The Name-wife is herself entitled by law to lovers and paramours as well - a benefit that befits her station - but these must either be women or men rendered infertile by what is called "partial castration" (a procedure by which the tubes connecting the testes to the rest of the reproductive system are severed, but otherwise remain intact). This surgical procedure was once considered unmanning, but is relatively common in this age among the nobility, particularly for sons who know they have no lands to inherit. Such young men are the only socially appropriate lovers a married woman may take. The slang term for both the state of having had such a surgery, and for those men who have it is "sweet-scar" - as in, "it is sweet to a lady of worth to see such a scar on her paramour."

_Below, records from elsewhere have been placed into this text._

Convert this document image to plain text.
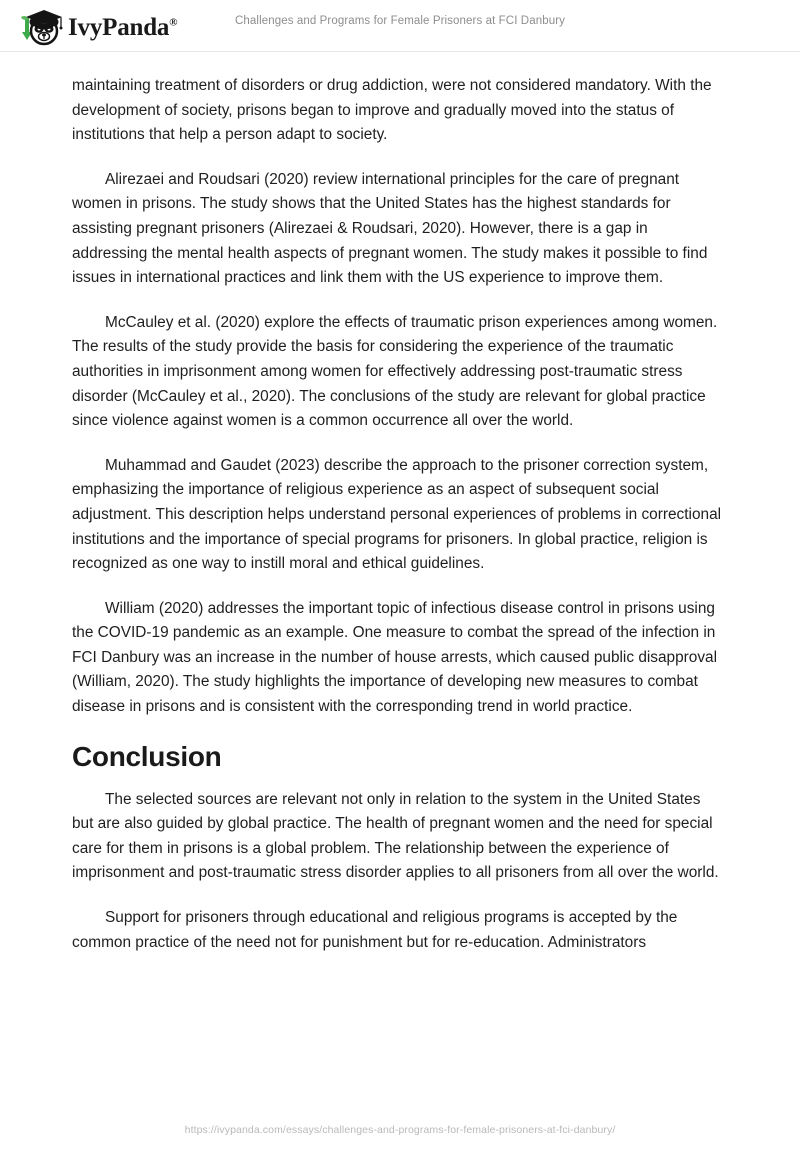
IvyPanda®	Challenges and Programs for Female Prisoners at FCI Danbury

maintaining treatment of disorders or drug addiction, were not considered mandatory. With the development of society, prisons began to improve and gradually moved into the status of institutions that help a person adapt to society.

Alirezaei and Roudsari (2020) review international principles for the care of pregnant women in prisons. The study shows that the United States has the highest standards for assisting pregnant prisoners (Alirezaei & Roudsari, 2020). However, there is a gap in addressing the mental health aspects of pregnant women. The study makes it possible to find issues in international practices and link them with the US experience to improve them.

McCauley et al. (2020) explore the effects of traumatic prison experiences among women. The results of the study provide the basis for considering the experience of the traumatic authorities in imprisonment among women for effectively addressing post-traumatic stress disorder (McCauley et al., 2020). The conclusions of the study are relevant for global practice since violence against women is a common occurrence all over the world.

Muhammad and Gaudet (2023) describe the approach to the prisoner correction system, emphasizing the importance of religious experience as an aspect of subsequent social adjustment. This description helps understand personal experiences of problems in correctional institutions and the importance of special programs for prisoners. In global practice, religion is recognized as one way to instill moral and ethical guidelines.

William (2020) addresses the important topic of infectious disease control in prisons using the COVID-19 pandemic as an example. One measure to combat the spread of the infection in FCI Danbury was an increase in the number of house arrests, which caused public disapproval (William, 2020). The study highlights the importance of developing new measures to combat disease in prisons and is consistent with the corresponding trend in world practice.

Conclusion

The selected sources are relevant not only in relation to the system in the United States but are also guided by global practice. The health of pregnant women and the need for special care for them in prisons is a global problem. The relationship between the experience of imprisonment and post-traumatic stress disorder applies to all prisoners from all over the world.

Support for prisoners through educational and religious programs is accepted by the common practice of the need not for punishment but for re-education. Administrators

https://ivypanda.com/essays/challenges-and-programs-for-female-prisoners-at-fci-danbury/
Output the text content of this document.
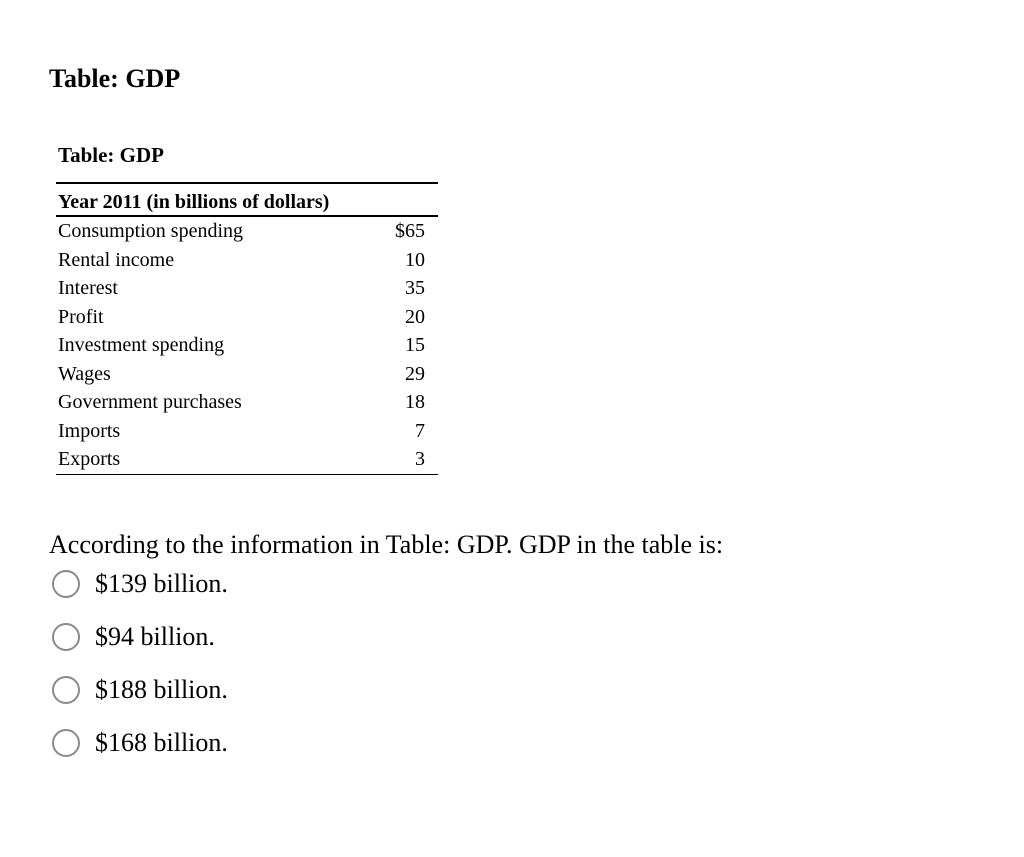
Table: GDP
Table: GDP
Year 2011 (in billions of dollars)	
Consumption spending	$65
Rental income	10
Interest	35
Profit	20
Investment spending	15
Wages	29
Government purchases	18
Imports	7
Exports	3

According to the information in Table: GDP. GDP in the table is:

$139 billion.
$94 billion.
$188 billion.
$168 billion.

It is worth noting that these complex relationships - often referred to as "constellations" - are considered a privilege of the nobility. Though the lower classes sometimes mimic their betters by taking lovers (often with the permission or even encouragement of their spouses), such relationships are personal only, having no social standing or legal interconnections.

Dowager Ladies & the House of Winter Flowers

Name-wives who outlive their husbands are referred to as "Dowager Ladies." Though such women may remain in their House's estates if they please or are of ill health, the majority do not. Instead, once their husbands are properly interred, they usually travel to the capital city, stopping in small settlements along the way to give coin to the poor in their dead husbands' names. When they reach Eledir City, usually resplendent in their mourning finery, they go immediately to the House of Winter Flowers, a grand palace that once served as the estate for House Gwiseth.

The House of Winter Flowers is home to the Parliament of Dowagers, a legal body made up of the Dowager Ladies of Tamous, who are required by law to be consulted in the passing or altering of any new laws made by the Throne. This is the only direct feedback the Houses have in terms of advising in the governance of the nation, so the role of the Dowager Ladies is one of tremendous importance - the irony of a "mere wife's" role being of more importance once her husband has died than her husband's was when he lived has not escaped the notice of those outside of Tamous, either. Unkind minstrels sing songs of the henpecked master of Tamous, and his "garden of wilted flowers." Such gleemen know better than to sing such songs in Tamous, however.